Moreover, we are convinced that Appellant’s actions, in light of all of the circumstances
including the minors’ status as dependents of military personnel, were both prejudicial to
good order and discipline and service discrediting. Accordingly, we find the evidence
legally sufficient to support his conviction of Charge II and its specification.
Post-trial Delay
Appellant next argues that the time elapsed between the conclusion of trial and
action, as well as the time between action and docketing with this court, constituted
unreasonable post-trial delay meriting relief under United States v. Tardif, 57 M.J. 219
(C.A.A.F. 2002). Under United States v. Moreno, courts “apply a presumption of
unreasonable delay . . . where the action of the convening authority is not taken within 120
days of the completion of trial.” 63 M.J. 129, 142 (C.A.A.F. 2002). We also apply a
presumption of unreasonable delay “where the record of trial is not docketed by the service
Court of Criminal Appeals within thirty days of the convening authority’s action.” Id.

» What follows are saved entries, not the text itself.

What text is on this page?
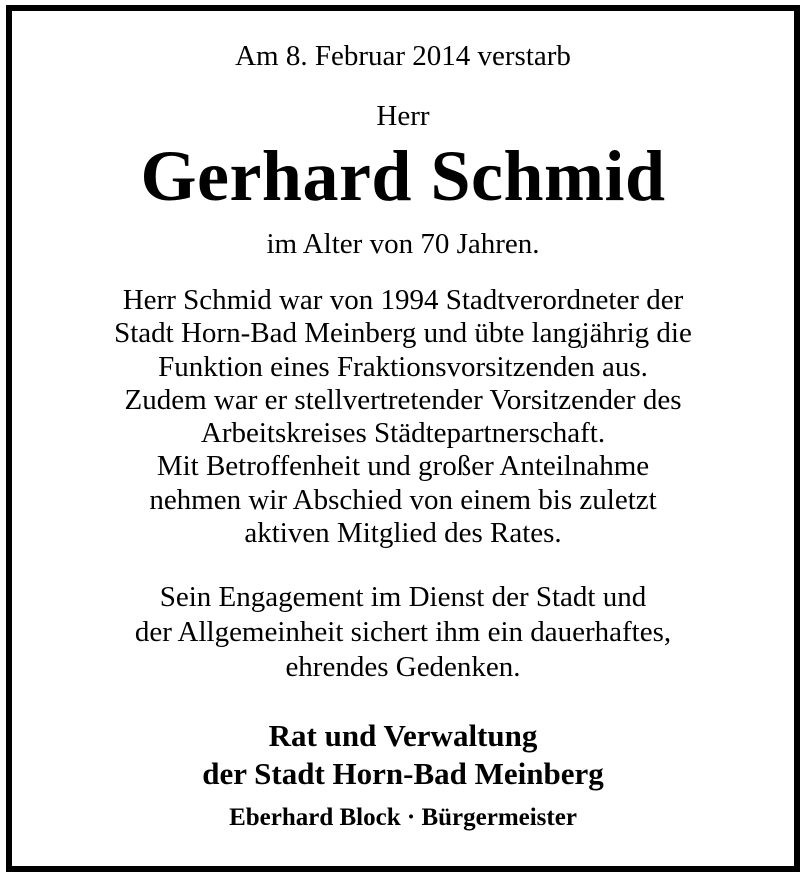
Am 8. Februar 2014 verstarb
Herr
Gerhard Schmid
im Alter von 70 Jahren.
Herr Schmid war von 1994 Stadtverordneter der
Stadt Horn-Bad Meinberg und übte langjährig die
Funktion eines Fraktionsvorsitzenden aus.
Zudem war er stellvertretender Vorsitzender des
Arbeitskreises Städtepartnerschaft.
Mit Betroffenheit und großer Anteilnahme
nehmen wir Abschied von einem bis zuletzt
aktiven Mitglied des Rates.
Sein Engagement im Dienst der Stadt und
der Allgemeinheit sichert ihm ein dauerhaftes,
ehrendes Gedenken.
Rat und Verwaltung
der Stadt Horn-Bad Meinberg
Eberhard Block · Bürgermeister
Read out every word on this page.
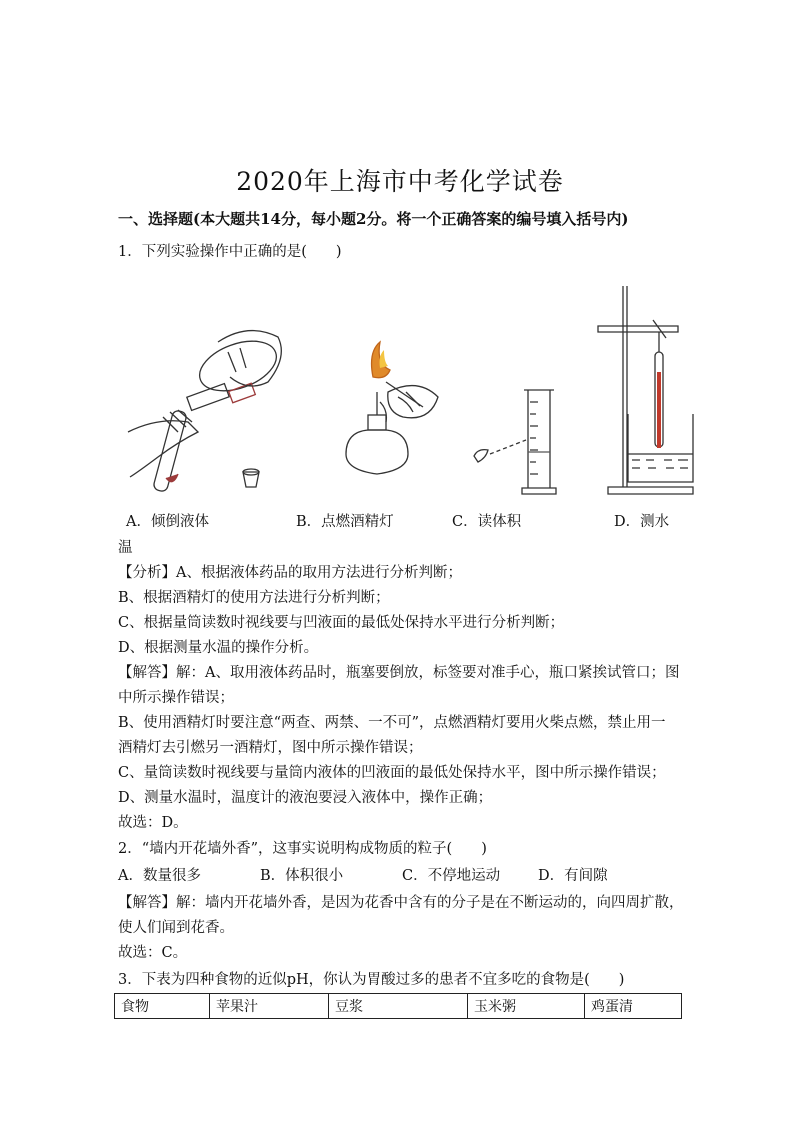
2020年上海市中考化学试卷
一、选择题(本大题共14分，每小题2分。将一个正确答案的编号填入括号内)
1．下列实验操作中正确的是(　　)
A．倾倒液体	B．点燃酒精灯	C．读体积	D．测水
温
【分析】A、根据液体药品的取用方法进行分析判断；
B、根据酒精灯的使用方法进行分析判断；
C、根据量筒读数时视线要与凹液面的最低处保持水平进行分析判断；
D、根据测量水温的操作分析。
【解答】解：A、取用液体药品时，瓶塞要倒放，标签要对准手心，瓶口紧挨试管口；图
中所示操作错误；
B、使用酒精灯时要注意“两查、两禁、一不可”，点燃酒精灯要用火柴点燃，禁止用一
酒精灯去引燃另一酒精灯，图中所示操作错误；
C、量筒读数时视线要与量筒内液体的凹液面的最低处保持水平，图中所示操作错误；
D、测量水温时，温度计的液泡要浸入液体中，操作正确；
故选：D。
2．“墙内开花墙外香”，这事实说明构成物质的粒子(　　)
A．数量很多	B．体积很小	C．不停地运动	D．有间隙
【解答】解：墙内开花墙外香，是因为花香中含有的分子是在不断运动的，向四周扩散，
使人们闻到花香。
故选：C。
3．下表为四种食物的近似pH，你认为胃酸过多的患者不宜多吃的食物是(　　)
食物	苹果汁	豆浆	玉米粥	鸡蛋清
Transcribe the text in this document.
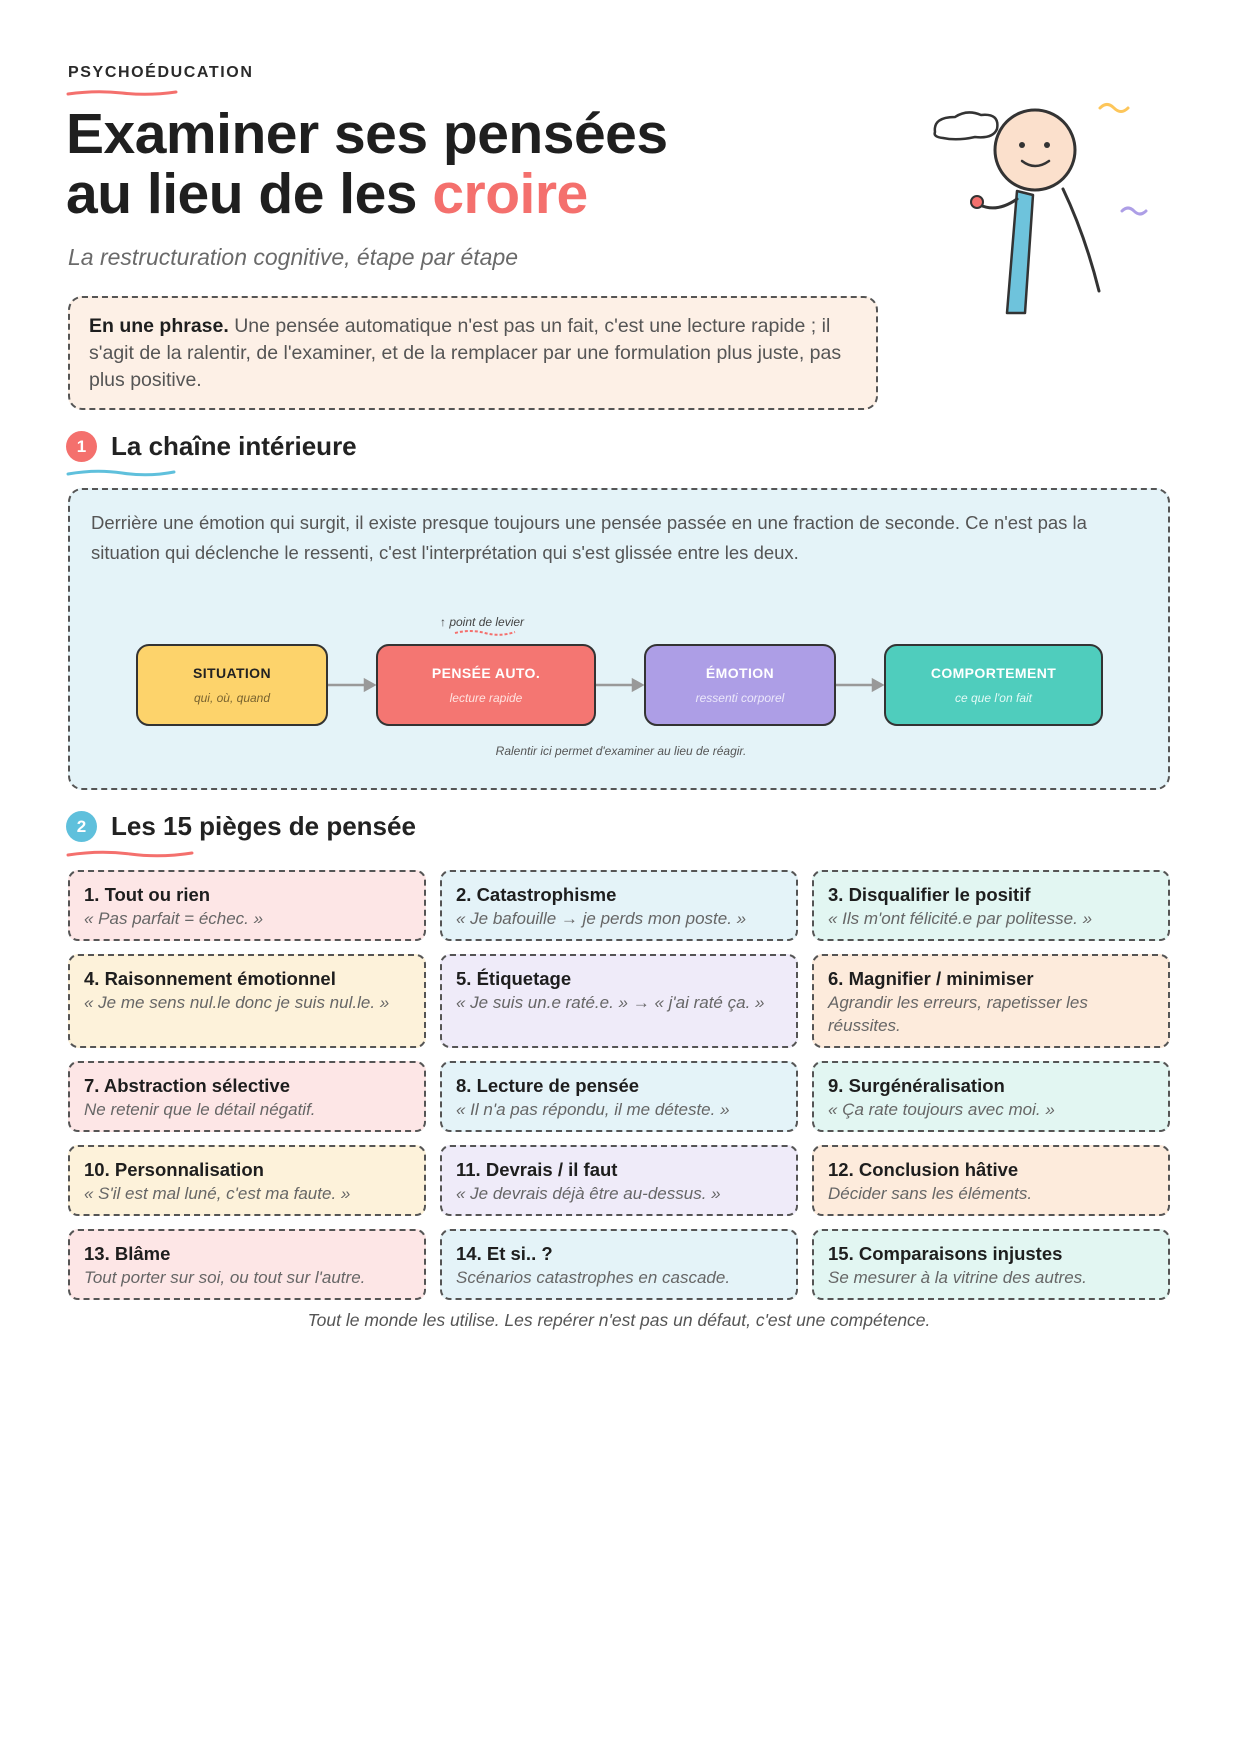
PSYCHOÉDUCATION
Examiner ses pensées
au lieu de les croire
La restructuration cognitive, étape par étape
En une phrase. Une pensée automatique n'est pas un fait, c'est une lecture rapide ; il s'agit de la ralentir, de l'examiner, et de la remplacer par une formulation plus juste, pas plus positive.
1 La chaîne intérieure
Derrière une émotion qui surgit, il existe presque toujours une pensée passée en une fraction de seconde. Ce n'est pas la situation qui déclenche le ressenti, c'est l'interprétation qui s'est glissée entre les deux.
↑ point de levier
SITUATION
qui, où, quand
PENSÉE AUTO.
lecture rapide
ÉMOTION
ressenti corporel
COMPORTEMENT
ce que l'on fait
Ralentir ici permet d'examiner au lieu de réagir.
2 Les 15 pièges de pensée
1. Tout ou rien
« Pas parfait = échec. »
2. Catastrophisme
« Je bafouille → je perds mon poste. »
3. Disqualifier le positif
« Ils m'ont félicité.e par politesse. »
4. Raisonnement émotionnel
« Je me sens nul.le donc je suis nul.le. »
5. Étiquetage
« Je suis un.e raté.e. » → « j'ai raté ça. »
6. Magnifier / minimiser
Agrandir les erreurs, rapetisser les réussites.
7. Abstraction sélective
Ne retenir que le détail négatif.
8. Lecture de pensée
« Il n'a pas répondu, il me déteste. »
9. Surgénéralisation
« Ça rate toujours avec moi. »
10. Personnalisation
« S'il est mal luné, c'est ma faute. »
11. Devrais / il faut
« Je devrais déjà être au-dessus. »
12. Conclusion hâtive
Décider sans les éléments.
13. Blâme
Tout porter sur soi, ou tout sur l'autre.
14. Et si.. ?
Scénarios catastrophes en cascade.
15. Comparaisons injustes
Se mesurer à la vitrine des autres.
Tout le monde les utilise. Les repérer n'est pas un défaut, c'est une compétence.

Appellant does not assert any prejudice, but instead argues that the court should
nonetheless grant relief under Tardif.
This court set out a non-exhaustive list of factors we consider when evaluating the
appropriateness of Tardif relief in United States v. Bischoff, 74 M.J. 664 (A.F. Ct. Crim.
App. 2015); see also United States v. Gay, 74 M.J. 736, 744 (A.F. Ct. Crim. App. 2015)
(articulating factors specifically tailored to answer the question whether Tardif relief is
appropriate). The factors include “the length and reasons for the delay, the length and
complexity of the record, the offenses involved, and the evidence of bad faith or gross
negligence in the post-trial process.” Bischoff, 74 M.J. at 672. Appellant has not asserted
any additional factors that merit consideration in this case.
The time required to process this case through convening authority action exceeded
the 120-day standard by 40 days. The Government obtained an affidavit establishing that
10 ACM 38788
the reasons for the delay were predominantly related to difficulty serving Appellant’s copy
of the record of trial in the military confinement facility. The Government, reasonably
anticipating the upcoming holidays might impact mail service, secured commercial express
mail service. That delivery, apparently mislabeled, did not arrive on time and required
some time to track down. Furthermore, actual service did not occur prior to action,
requiring a substantial portion of the process to be re-accomplished. While the delay could
have been avoided, we find no gross negligence or bad faith. The record, although not
unusually voluminous, was also not unusually brief, and the sexual assault offense is a
serious offense. On the whole, we find the delay, although presumptively unreasonable, to
be reasonable in this case and conclude no Tardif relief is warranted.
The time required to forward the case for docketing with this court exceeded the 30-
day standard by 4 days. The Government did not provide a detailed explanation for this
delay, but there is also no evidence of bad faith or gross negligence. In light of the
seriousness of the offenses, and the comparative brevity of the delay, we conclude no
Tardif relief is warranted for this delay as well.
Conclusion
The approved findings and sentence are correct in law and fact, and no error
materially prejudicial to the substantial rights of the appellant occurred.4 Articles 59(a)
and 66(c), UCMJ, 10 U.S.C. §§ 859(a), 866(c). Accordingly, the approved findings and
sentence are AFFIRMED.
Judge Teller authored this decision prior to his retirement.
FOR THE COURT
LAQUITTA J. SMITH
Appellate Paralegal Specialist
4
The court-martial order (CMO) erroneously states that Appellant was charged with and convicted of a violation of
Article 120, UCMJ, 10 U.S.C. § 920, under Charge I. In fact, he was charged with and convicted of a violation of
Article 120b, UCMJ, 10 U.S.C. § 920b. The report of result of trial provided to the convening authority prior to action
was correct. We order promulgation of a corrected CMO.